De nombreuses activités se retrouvent sous pression, ce qui peut conduire à des réductions d'investissement, des restructurations ou des plans sociaux. L'emploi est directement exposé : chaque hausse durable du coût de l'énergie fragilise l'ensemble de la chaîne productive et met en danger des milliers de postes dans l'industrie, la logistique, le bâtiment et l'agriculture.

Depuis fin février, le pétrole et le gaz ont connu des fluctuations importantes et des augmentations considérables conduisant à une nette baisse de pouvoir d'achat des salariés. Les dépenses liées aux déplacements domicile – travail pèsent de plus en plus lourdement sur les ménages, en particulier dans les territoires où les alternatives sont limitées. Cette situation met en danger l'accès même à l'emploi pour de nombreux travailleurs et accentue les inégalités.

Nous avons également alerté sur le risque de spéculation, alors même que les prix appliqués ne reflètent pas les coûts réels des barils achetés, bien en amont.

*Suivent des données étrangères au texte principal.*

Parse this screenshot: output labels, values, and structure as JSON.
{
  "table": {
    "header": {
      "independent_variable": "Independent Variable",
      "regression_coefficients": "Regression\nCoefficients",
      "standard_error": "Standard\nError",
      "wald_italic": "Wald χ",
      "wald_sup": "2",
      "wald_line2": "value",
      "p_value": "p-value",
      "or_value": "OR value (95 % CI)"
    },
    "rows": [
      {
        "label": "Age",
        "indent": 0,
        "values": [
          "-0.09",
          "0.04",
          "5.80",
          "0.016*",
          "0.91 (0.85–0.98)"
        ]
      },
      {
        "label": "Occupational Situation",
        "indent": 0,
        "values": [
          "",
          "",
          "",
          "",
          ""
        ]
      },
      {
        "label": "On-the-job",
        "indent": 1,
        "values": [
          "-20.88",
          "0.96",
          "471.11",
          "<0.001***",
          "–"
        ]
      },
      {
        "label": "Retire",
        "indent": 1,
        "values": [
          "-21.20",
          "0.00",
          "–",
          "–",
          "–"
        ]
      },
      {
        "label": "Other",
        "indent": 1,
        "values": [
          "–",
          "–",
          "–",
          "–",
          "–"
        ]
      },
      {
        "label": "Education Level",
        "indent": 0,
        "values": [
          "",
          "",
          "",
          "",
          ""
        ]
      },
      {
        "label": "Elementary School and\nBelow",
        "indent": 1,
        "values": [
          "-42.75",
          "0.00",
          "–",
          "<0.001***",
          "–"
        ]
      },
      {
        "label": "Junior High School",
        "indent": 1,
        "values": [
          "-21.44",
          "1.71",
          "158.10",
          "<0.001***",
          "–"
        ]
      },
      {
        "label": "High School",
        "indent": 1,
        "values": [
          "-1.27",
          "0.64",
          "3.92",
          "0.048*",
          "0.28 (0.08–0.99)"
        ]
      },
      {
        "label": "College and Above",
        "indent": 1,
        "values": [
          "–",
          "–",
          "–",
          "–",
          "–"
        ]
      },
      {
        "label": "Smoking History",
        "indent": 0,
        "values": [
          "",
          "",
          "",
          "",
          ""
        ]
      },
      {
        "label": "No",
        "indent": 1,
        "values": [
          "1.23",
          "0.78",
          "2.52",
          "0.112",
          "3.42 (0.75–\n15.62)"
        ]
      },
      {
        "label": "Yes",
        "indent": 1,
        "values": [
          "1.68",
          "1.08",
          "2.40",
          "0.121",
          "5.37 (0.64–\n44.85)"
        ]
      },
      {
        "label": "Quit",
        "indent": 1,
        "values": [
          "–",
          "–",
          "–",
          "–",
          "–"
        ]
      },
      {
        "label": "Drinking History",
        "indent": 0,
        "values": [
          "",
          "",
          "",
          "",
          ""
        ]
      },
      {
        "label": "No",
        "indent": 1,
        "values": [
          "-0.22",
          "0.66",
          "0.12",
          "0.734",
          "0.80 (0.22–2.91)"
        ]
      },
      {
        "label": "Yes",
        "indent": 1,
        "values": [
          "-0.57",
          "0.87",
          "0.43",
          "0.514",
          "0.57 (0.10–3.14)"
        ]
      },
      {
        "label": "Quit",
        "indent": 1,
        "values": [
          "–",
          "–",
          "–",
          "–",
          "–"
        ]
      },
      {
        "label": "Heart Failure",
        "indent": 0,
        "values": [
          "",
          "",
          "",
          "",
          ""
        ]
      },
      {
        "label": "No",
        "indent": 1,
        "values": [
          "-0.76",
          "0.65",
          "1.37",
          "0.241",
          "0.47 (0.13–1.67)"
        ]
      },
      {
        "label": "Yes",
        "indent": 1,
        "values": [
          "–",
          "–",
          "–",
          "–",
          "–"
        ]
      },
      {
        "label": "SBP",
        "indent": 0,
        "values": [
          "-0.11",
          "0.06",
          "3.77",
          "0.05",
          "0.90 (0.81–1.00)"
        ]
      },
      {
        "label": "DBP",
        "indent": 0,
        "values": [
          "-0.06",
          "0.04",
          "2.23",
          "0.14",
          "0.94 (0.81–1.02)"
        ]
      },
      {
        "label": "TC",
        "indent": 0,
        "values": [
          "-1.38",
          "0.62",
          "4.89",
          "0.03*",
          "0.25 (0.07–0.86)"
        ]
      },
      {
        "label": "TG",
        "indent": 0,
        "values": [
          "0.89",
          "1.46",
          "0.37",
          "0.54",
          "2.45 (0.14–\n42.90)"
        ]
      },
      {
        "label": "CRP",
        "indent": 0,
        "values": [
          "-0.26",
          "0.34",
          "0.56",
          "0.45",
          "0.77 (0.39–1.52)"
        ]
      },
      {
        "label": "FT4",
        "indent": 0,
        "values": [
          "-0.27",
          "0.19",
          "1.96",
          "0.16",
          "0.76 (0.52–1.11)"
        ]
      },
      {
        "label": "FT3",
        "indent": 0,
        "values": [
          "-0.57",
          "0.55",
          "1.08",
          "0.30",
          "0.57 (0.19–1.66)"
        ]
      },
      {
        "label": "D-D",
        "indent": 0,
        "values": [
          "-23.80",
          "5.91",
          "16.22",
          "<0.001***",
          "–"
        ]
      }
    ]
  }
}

Les grands groupes pétroliers ont réalisé ces dernières années des bénéfices et des dividendes records, et rien ne justifie que les salariés du privé comme du public et les ménages soient mis à contribution pour absorber des hausses artificielles.

Face à cette situation qui menace l'emploi et la croissance, FO a demandé que le gouvernement prenne, sans délai, toutes les mesures nécessaires pour empêcher toute dérive spéculative, ramener les prix du gaz à un niveau au moins équivalent à celui observé avant le déclenchement du conflit au Moyen-Orient, et plafonner à 1,5 euro le prix des carburants pour répondre à l'enjeu du pouvoir d'achat. Nous avons aussi rappelé l'urgence de réévaluer les barèmes d'indemnités kilométriques et d'encourager la négociation de primes de transport.

La réponse, ou plutôt la non-réponse, n'a pas tardé. Vendredi dernier, le Premier ministre a indiqué vouloir poursuivre les efforts budgétaires pour ramener le déficit public en dessous de 5% en 2026. Sébastien Lecornu a prôné la maîtrise des finances publiques quoi qu'il arrive, pour ne pas revenir aux dépenses du quoi qu'il en coûte. Résultat : l'annonce d'un mini-plan de soutien d'une ampleur volontairement réduite pour quelques secteurs particulièrement touchés par la hausse des prix, des mesures sectorielles, ciblées sur quelques entreprises de l'agriculture, de la pêche et du transport routier… Pour les salariés, c'est désormais la facture du «quoi qu'il arrive» qui se profile : plus de précarité, moins de pouvoir d'achat, moins de services publics et des factures qui s'alourdissent!

L'urgence d'une revalorisation des salaires et des pensions

Pour FO, cette situation appelle au contraire des mesures fortes. Il appartient à l'État de définir et de mettre en œuvre les dispositifs permettant de préserver le pouvoir d'achat et l'activité économique. Et plus que jamais, cette situation impose l'urgence d'une revalorisation des salaires et des pensions dans le public comme dans le privé!